- Positive displacement pumps require a particular minimum absolute pressure at the input port.
- PD pump throughput is a function of viscosity, differential pressure and speed.
- PD pumps aren’t self-priming.
This is the second article based on Hydraulic Institute’s new “Positive Displacement (PD) Pumps: Fundamentals, Design and Applications” e-learning course. The Hydraulic Institute (HI) is continuing its mission to drive industry innovation by delivering to pump professionals an indispensable resource that supports their continuing education needs.
Because fluid properties affect positive displacement pumps differently than centrifugal pumps, it’s critical to understand the interaction between the pump and the fluid and how the operation of positive displacement pumps differs from centrifugal pumps. Without this foundation of fundamental principles, effective understanding of the myriad positive displacement pumps is unnecessarily difficult.
On the most basic level, pumps provide pressure and flow that accomplish a specified task. This basic premise helps explain that positive displacement pumps produce flow, not pressure. The pressure the pump needs to produce is a function of the system’s frictional losses, restrictions and elevation changes.
Another basic concept is the difference between gauge pressure and absolute pressure (Figure 1), as these two reference points have caused more than their fair share of confusion over the years.
Figure 1. Use these conversion factors to move between gauge pressure and absolute pressure.
Positive displacement pumps theoretically produce flow that’s independent of discharge pressure, and the pump’s flow characteristics affect the system design and pressure. Figure 2 and Figure 3 show how differential pressure and speed affect the pump’s flow rate. The mechanism is a fundamental difference between positive displacement pumps and centrifugal pumps.
Figure 2. This chart depicts pump throughput as a function of speed with viscosity as a parameter.
Figure 3. This chart depicts pump throughput as a function of differential pressure with viscosity as a parameter.
Of course, nothing comes for free, so pumps require a certain input power to perform work.
The fluid counts
Fluid characteristics play a major role with positive displacement pumps because most handle fluids other than water. The most important property is viscosity, the fluid’s resistance to a shearing force, which quantifies how easily the fluid will flow.
Along with viscosity, it’s essential to understand how a fluid reacts to being pumped. A fluid can have a constant viscosity, at a particular temperature and pressure, regardless of the rate of shear. This is called a Newtonian fluid. If the viscosity varies with shear rate, the fluid is non-Newtonian.
Beyond viscosity, other fluid characteristics relate to positive displacement pump selection and operation. One such property is vapor pressure, the absolute pressure at which a liquid changes to a gas (Figure 4.) The primary influence of vapor pressure is on the net positive inlet pressure (NPIP) the pump requires. The NPIP is the absolute pressure above the vapor pressure that’s required to get the fluid into the pumping elements. At a fixed inlet pressure, the greater the vapor pressure, the lower the pressure available to get the fluid into the pump.

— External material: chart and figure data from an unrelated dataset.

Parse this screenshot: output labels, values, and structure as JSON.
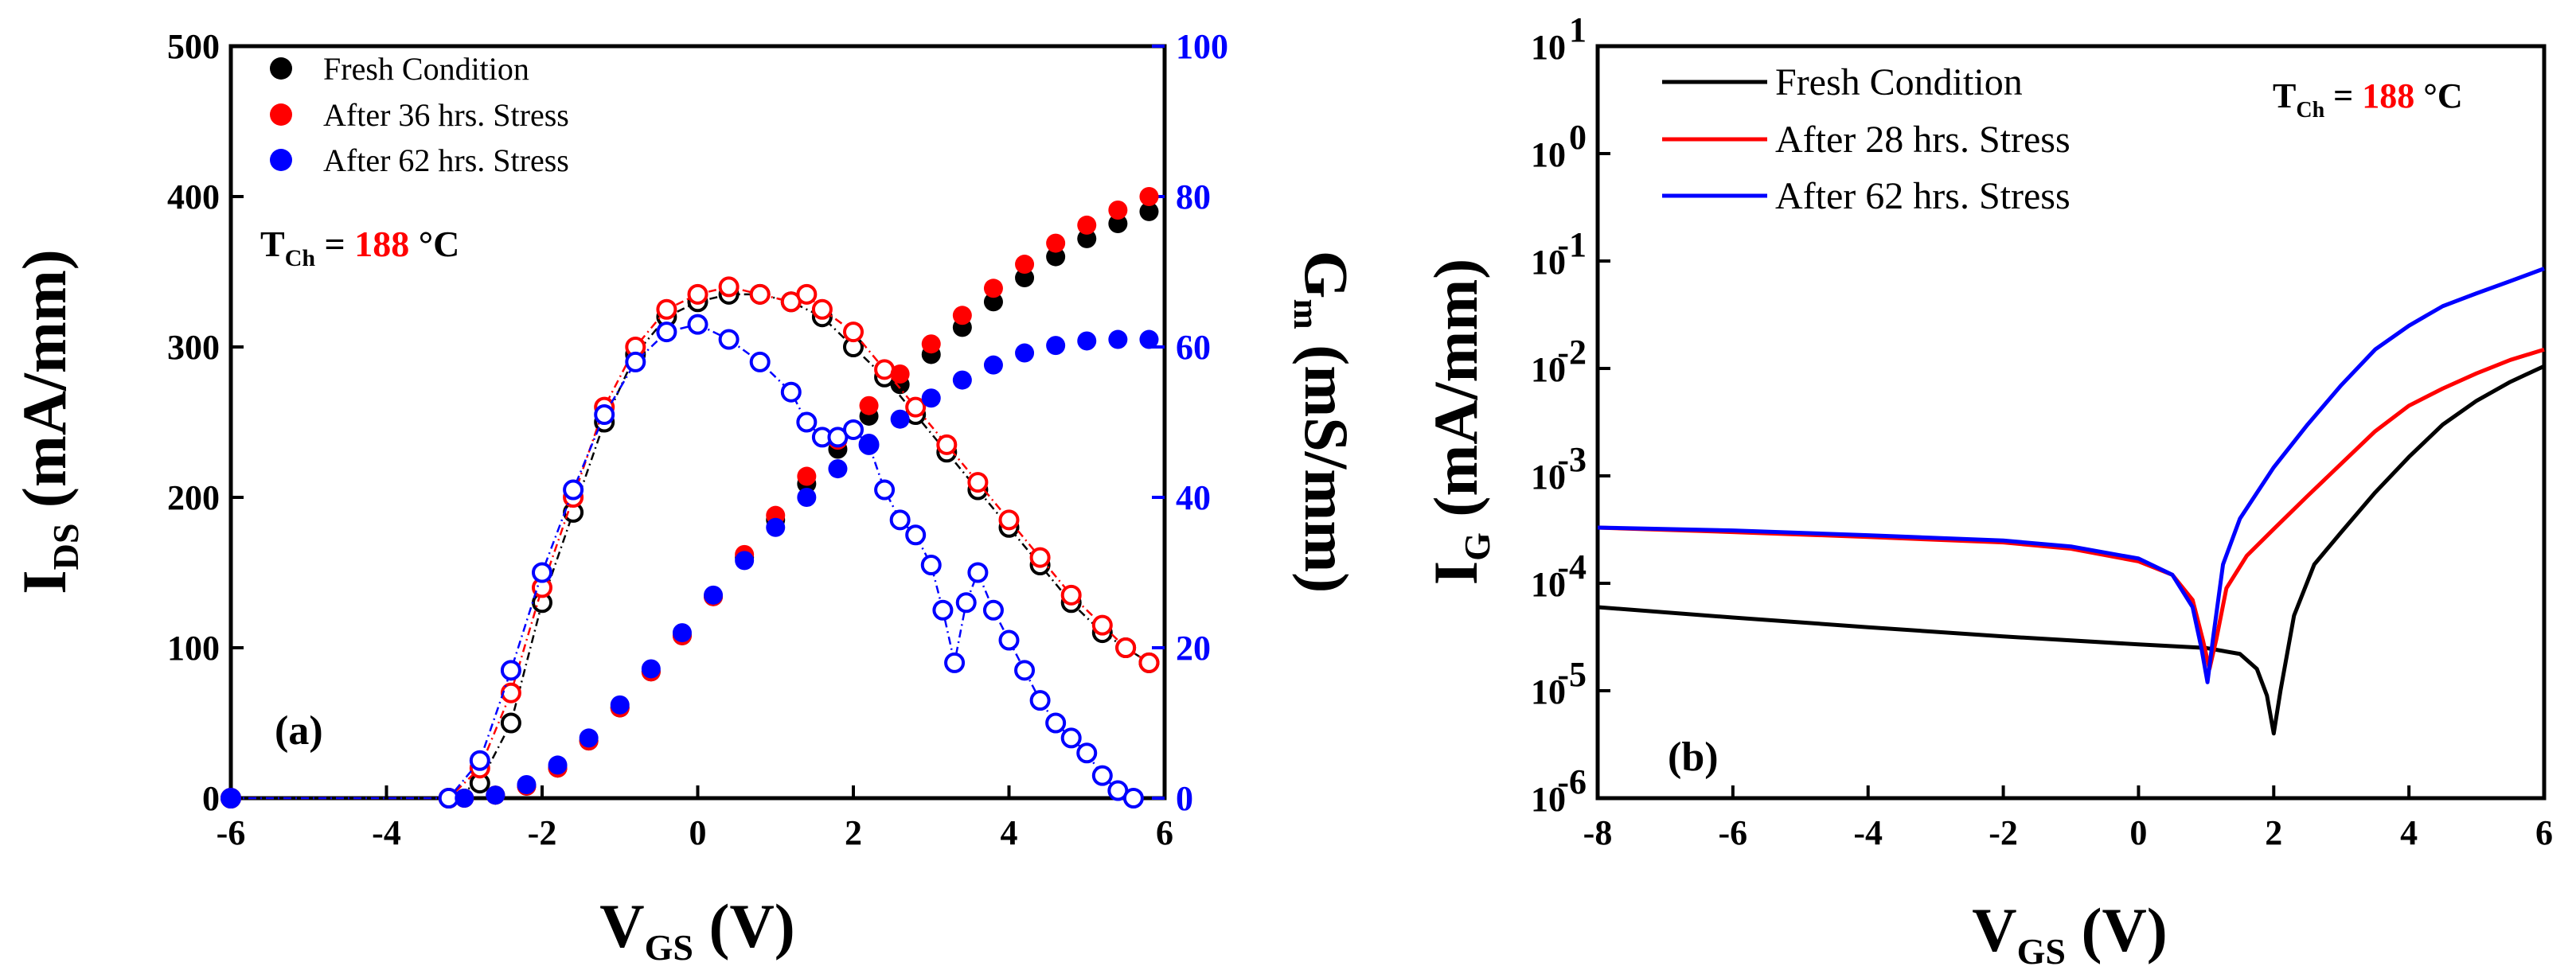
{
  "chart_data": [
    {
      "panel_label": "(a)",
      "type": "scatter",
      "xlabel": "V",
      "xlabel_sub": "GS",
      "xlabel_unit": " (V)",
      "ylabel": "I",
      "ylabel_sub": "DS",
      "ylabel_unit": " (mA/mm)",
      "y2label": "G",
      "y2label_sub": "m",
      "y2label_unit": " (mS/mm)",
      "xlim": [
        -6,
        6
      ],
      "ylim": [
        0,
        500
      ],
      "y2lim": [
        0,
        100
      ],
      "xticks": [
        "-6",
        "-4",
        "-2",
        "0",
        "2",
        "4",
        "6"
      ],
      "yticks": [
        "0",
        "100",
        "200",
        "300",
        "400",
        "500"
      ],
      "y2ticks": [
        "0",
        "20",
        "40",
        "60",
        "80",
        "100"
      ],
      "annotation": {
        "prefix": "T",
        "sub": "Ch",
        "eq": " = ",
        "value": "188",
        "unit": " °C"
      },
      "legend_position": "top-left",
      "series": [
        {
          "name": "Fresh Condition",
          "color": "#000000",
          "ids_x": [
            -6,
            -3,
            -2.6,
            -2.2,
            -1.8,
            -1.4,
            -1,
            -0.6,
            -0.2,
            0.2,
            0.6,
            1,
            1.4,
            1.8,
            2.2,
            2.6,
            3,
            3.4,
            3.8,
            4.2,
            4.6,
            5,
            5.4,
            5.8
          ],
          "ids_y": [
            0,
            0,
            2,
            8,
            20,
            38,
            60,
            84,
            108,
            134,
            160,
            185,
            209,
            232,
            254,
            275,
            295,
            313,
            330,
            346,
            360,
            372,
            382,
            390
          ],
          "gm_x": [
            -6,
            -3.2,
            -2.8,
            -2.4,
            -2,
            -1.6,
            -1.2,
            -0.8,
            -0.4,
            0,
            0.4,
            0.8,
            1.2,
            1.6,
            2,
            2.4,
            2.8,
            3.2,
            3.6,
            4,
            4.4,
            4.8,
            5.2,
            5.5,
            5.8
          ],
          "gm_y": [
            0,
            0,
            2,
            10,
            26,
            38,
            50,
            59,
            64,
            66,
            67,
            67,
            66,
            64,
            60,
            56,
            51,
            46,
            41,
            36,
            31,
            26,
            22,
            20,
            18
          ]
        },
        {
          "name": "After 36 hrs. Stress",
          "color": "#ff0000",
          "ids_x": [
            -6,
            -3,
            -2.6,
            -2.2,
            -1.8,
            -1.4,
            -1,
            -0.6,
            -0.2,
            0.2,
            0.6,
            1,
            1.4,
            1.8,
            2.2,
            2.6,
            3,
            3.4,
            3.8,
            4.2,
            4.6,
            5,
            5.4,
            5.8
          ],
          "ids_y": [
            0,
            0,
            2,
            8,
            20,
            38,
            60,
            84,
            108,
            134,
            162,
            188,
            214,
            238,
            261,
            282,
            302,
            321,
            339,
            355,
            369,
            381,
            391,
            400
          ],
          "gm_x": [
            -6,
            -3.2,
            -2.8,
            -2.4,
            -2,
            -1.6,
            -1.2,
            -0.8,
            -0.4,
            0,
            0.4,
            0.8,
            1.2,
            1.4,
            1.6,
            2,
            2.4,
            2.8,
            3.2,
            3.6,
            4,
            4.4,
            4.8,
            5.2,
            5.5,
            5.8
          ],
          "gm_y": [
            0,
            0,
            4,
            14,
            28,
            40,
            52,
            60,
            65,
            67,
            68,
            67,
            66,
            67,
            65,
            62,
            57,
            52,
            47,
            42,
            37,
            32,
            27,
            23,
            20,
            18
          ]
        },
        {
          "name": "After 62 hrs. Stress",
          "color": "#0000ff",
          "ids_x": [
            -6,
            -3,
            -2.6,
            -2.2,
            -1.8,
            -1.4,
            -1,
            -0.6,
            -0.2,
            0.2,
            0.6,
            1,
            1.4,
            1.8,
            2.2,
            2.6,
            3,
            3.4,
            3.8,
            4.2,
            4.6,
            5,
            5.4,
            5.8
          ],
          "ids_y": [
            0,
            0,
            2,
            9,
            22,
            40,
            62,
            86,
            110,
            135,
            158,
            180,
            200,
            219,
            236,
            252,
            266,
            278,
            288,
            296,
            301,
            304,
            305,
            305
          ],
          "gm_x": [
            -6,
            -3.2,
            -2.8,
            -2.4,
            -2,
            -1.6,
            -1.2,
            -0.8,
            -0.4,
            0,
            0.4,
            0.8,
            1.2,
            1.4,
            1.6,
            1.8,
            2,
            2.2,
            2.4,
            2.6,
            2.8,
            3,
            3.15,
            3.3,
            3.45,
            3.6,
            3.8,
            4,
            4.2,
            4.4,
            4.6,
            4.8,
            5,
            5.2,
            5.4,
            5.6
          ],
          "gm_y": [
            0,
            0,
            5,
            17,
            30,
            41,
            51,
            58,
            62,
            63,
            61,
            58,
            54,
            50,
            48,
            48,
            49,
            47,
            41,
            37,
            35,
            31,
            25,
            18,
            26,
            30,
            25,
            21,
            17,
            13,
            10,
            8,
            6,
            3,
            1,
            0
          ]
        }
      ]
    },
    {
      "panel_label": "(b)",
      "type": "line",
      "xlabel": "V",
      "xlabel_sub": "GS",
      "xlabel_unit": " (V)",
      "ylabel": "I",
      "ylabel_sub": "G",
      "ylabel_unit": " (mA/mm)",
      "xlim": [
        -8,
        6
      ],
      "ylim_log10": [
        -6,
        1
      ],
      "xticks": [
        "-8",
        "-6",
        "-4",
        "-2",
        "0",
        "2",
        "4",
        "6"
      ],
      "yticks_exp": [
        "-6",
        "-5",
        "-4",
        "-3",
        "-2",
        "-1",
        "0",
        "1"
      ],
      "ytick_base": "10",
      "annotation": {
        "prefix": "T",
        "sub": "Ch",
        "eq": " = ",
        "value": "188",
        "unit": " °C"
      },
      "legend_position": "top-left",
      "series": [
        {
          "name": "Fresh Condition",
          "color": "#000000",
          "x": [
            -8,
            -6,
            -4,
            -2,
            0,
            1,
            1.5,
            1.75,
            1.9,
            2,
            2.1,
            2.3,
            2.6,
            3,
            3.5,
            4,
            4.5,
            5,
            5.5,
            6
          ],
          "y": [
            6e-05,
            4.8e-05,
            3.9e-05,
            3.2e-05,
            2.7e-05,
            2.5e-05,
            2.2e-05,
            1.6e-05,
            9e-06,
            4e-06,
            1e-05,
            5e-05,
            0.00015,
            0.0003,
            0.0007,
            0.0015,
            0.003,
            0.005,
            0.0075,
            0.0105
          ]
        },
        {
          "name": "After 28 hrs. Stress",
          "color": "#ff0000",
          "x": [
            -8,
            -6,
            -4,
            -2,
            -1,
            0,
            0.5,
            0.8,
            0.95,
            1.05,
            1.15,
            1.3,
            1.6,
            2,
            2.5,
            3,
            3.5,
            4,
            4.5,
            5,
            5.5,
            6
          ],
          "y": [
            0.00033,
            0.0003,
            0.00027,
            0.00024,
            0.00021,
            0.00016,
            0.00012,
            7e-05,
            3e-05,
            1.6e-05,
            3e-05,
            9e-05,
            0.00018,
            0.00032,
            0.00065,
            0.0013,
            0.0026,
            0.0045,
            0.0065,
            0.009,
            0.012,
            0.015
          ]
        },
        {
          "name": "After 62 hrs. Stress",
          "color": "#0000ff",
          "x": [
            -8,
            -6,
            -4,
            -2,
            -1,
            0,
            0.5,
            0.8,
            0.93,
            1.02,
            1.1,
            1.25,
            1.5,
            2,
            2.5,
            3,
            3.5,
            4,
            4.5,
            5,
            5.5,
            6
          ],
          "y": [
            0.00033,
            0.00031,
            0.00028,
            0.00025,
            0.00022,
            0.00017,
            0.00012,
            6e-05,
            2.5e-05,
            1.2e-05,
            3e-05,
            0.00015,
            0.0004,
            0.0012,
            0.003,
            0.007,
            0.015,
            0.025,
            0.038,
            0.05,
            0.065,
            0.085
          ]
        }
      ]
    }
  ]
}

Figure 4. The fluid’s vapor pressure and the system pressure interact to produce the net positive inlet pressure the positive displacement pump requires.
The net positive inlet pressure is important in pump selection and system design. These pumps can’t pull fluid into themselves; they rely on the difference in pressure between the liquid source and the pump inlet to get things moving. Sufficient pressure also must be available at the pump inlet to fill the pumping chamber and prevent fluid from releasing any dissolved gases it might carry. Therefore, the inlet pressure must always be greater than the inlet pressure required.
The required inlet pressure is a pump characteristic determined by atmospheric pressure, fluid elevation level above or below the pump inlet, inlet line friction losses, vapor pressure and, in the case of reciprocating pumps, acceleration head. Other characteristics, such as temperature, solids content, fluid corrosivity and the inlet system also affect selection of the best pump technology with the best operating characteristics.
Once you understand the factors that affect pump selection, you can evaluate such factors as environmental considerations, power consumption and system requirements. These affect pumping system lifecycle cost, which nearly always exceeds the initial cost of the machine. Lifecycle costs are more fully explored in the Hydraulic Institute publication, “Pump Life Cycle Costs: A Guide to LCC Analysis for Pumping Systems.”